Radon Testing

What is radon?

Simply put, Radon is a naturally occurring radioactive gas that that perks up out of the ground. It is invisible and has no smell or taste. The gas, if trapped in your home, in a high enough concentration can cause Lung Cancer. According to testing completed in 1999 by the EPA and the American Lung Association radon gas in a home is the number one leading cause of Lung Cancer in the United States among non-smokers.

Should I test for Radon in my home?

Yes. Whether buying a new or existing home and in any part of the Metro area, testing is recommended. All homes have the potential to have dangerous levels of radon present including new construction. However the only way to truly know the Radon concentration in your home is to have it professionally tested.

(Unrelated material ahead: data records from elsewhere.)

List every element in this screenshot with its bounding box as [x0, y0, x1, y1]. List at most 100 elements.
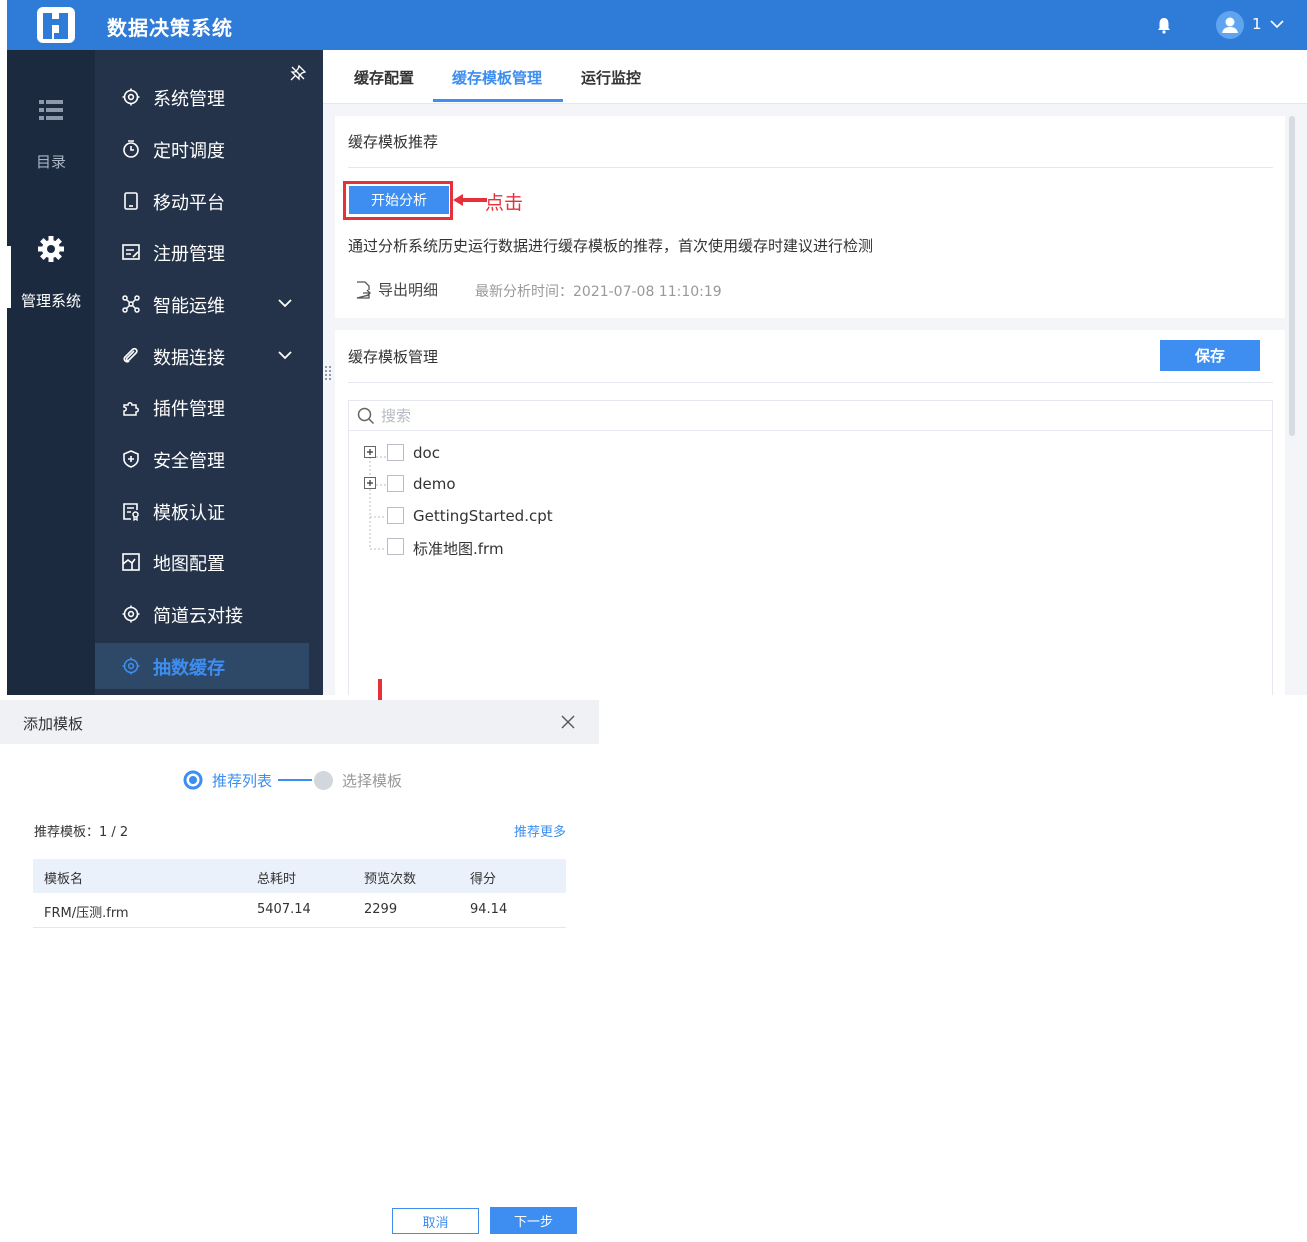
main-content: 缓存配置 缓存模板管理 运行监控 缓存模板推荐 开始分析 点击 通过分析系统历史…: [323, 50, 1307, 695]
dialog-header: 添加模板: [0, 700, 599, 744]
menu-item-register[interactable]: 注册管理: [95, 229, 309, 275]
bell-icon[interactable]: [1155, 16, 1173, 34]
rail-management-label[interactable]: 管理系统: [7, 290, 95, 311]
drag-handle-icon[interactable]: [325, 366, 331, 384]
column-header[interactable]: 得分: [470, 868, 496, 887]
tab-cache-template-mgmt[interactable]: 缓存模板管理: [452, 67, 542, 88]
network-icon: [122, 295, 140, 313]
step-inactive-icon: [314, 771, 333, 790]
puzzle-icon: [123, 402, 139, 416]
menu-item-mobile[interactable]: 移动平台: [95, 178, 309, 224]
template-tree: doc demo GettingStarted.cpt 标准地图.frm: [348, 400, 1273, 695]
search-icon: [357, 407, 375, 425]
rail-catalog-label[interactable]: 目录: [7, 151, 95, 172]
gear-icon: [122, 657, 140, 675]
timer-icon: [123, 140, 139, 158]
menu-item-label: 简道云对接: [153, 606, 243, 627]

I’ve tested my home. Now What?

Once you home has been tested you have a few options depending on what the concentration level is. If your concentration is measured at less than 2.0 pCi/L then you are relatively safe and should retest your home based on the recommendations of the EPA. If your home has a level that is between 2-4 pCi/L then the EPA recommends that you consider “Fixing your Home”. If your results are 4.0 pCi/L or higher, the EPA recommends that you “Fix Your Home”. The fix recommended by the EPA is typically the installation of a Radon Mitigation System. These systems and pricing for them can vary depending primarily on how the radon is entering the home in the first place. Almost all homes can have their Radon concentrations lowered to levels close to those of outside air.   Special Note: There are several sources of information available regarding Radon, its effects and the methods by which to mitigate. The only source we recommend is the EPA publication: EPA 402/k-09/002 Home Buyer’s and Seller’s Guide To Radon
FACT: Although some scientists dispute the precise number of deaths due to radon, all the major health organizations (like the Centers for Disease Control, the American Lung Association, and the American Medical Association) agree with estimates that radon causes thousands of preventable lung cancer deaths every year. This is especially true among smokers, since the risk to smokers is much greater than to non-smokers.
FACT: Reliable radon tests are available from qualified radon testers and companies. Active radon devices can continuously gather and periodically record radon levels to reveal any unusual swings in the radon level during the test. Reliable testing devices are also available by phone or mail-order, and can be purchased in hardware stores and other retail outlets. Call your state radon office for a list of qualified radon test companies.
FACT: Radon testing is easy. You can test your home yourself or hire a qualified radon test company. Either approach takes only a small amount of time and effort.
FACT: There are solutions to radon problems in homes. Thousands of homeowners have already lowered their radon levels. Most homes can be fixed for about the same cost as other common home repairs. Call your state radon office for a list of qualified mitigation contractors.
FACT: Radon can be a problem in all types of homes, including old homes, new homes, drafty homes, insulated homes, homes with basements, and homes without basements. Local geology, construction materials, and how the home was built are among the factors that can affect radon levels in homes.
FACT: High radon levels have been found in every state. Radon problems do vary from area to area, but the only way to know a home’s radon level is to test.
FACT: It is not. Radon levels vary from home to home. The only way to know if your home has a radon problem is to test it.
FACT: While radon gets into some homes through the water, it is important to first test the air in the home for radon. If your water comes from a public water system that uses ground water, call your water supplier. If high radon levels are found and the home has a private well, call the Safe Drinking Water Hotline at (800) 426-4791 for information on testing your water. Also, call your state radon office for more information about radon in air.
FACT: Where radon problems have been fixed, home sales have not been blocked. The added protection will be a good selling point.
FACT: You will reduce your risk of lung cancer when you reduce radon levels, even if you have lived with an elevated radon level for a long time.
FACT: Short-term tests can be used to decide whether to reduce the home’s high radon levels. However, the closer the short-term testing result is to 4 pCi/L, the less certainty there is about whether the home’s year-round average is above or below that level. Keep in mind that radon levels below 4 pCi/L still pose some risk and that radon levels can be reduced to 2 pCi/L or below in most homes.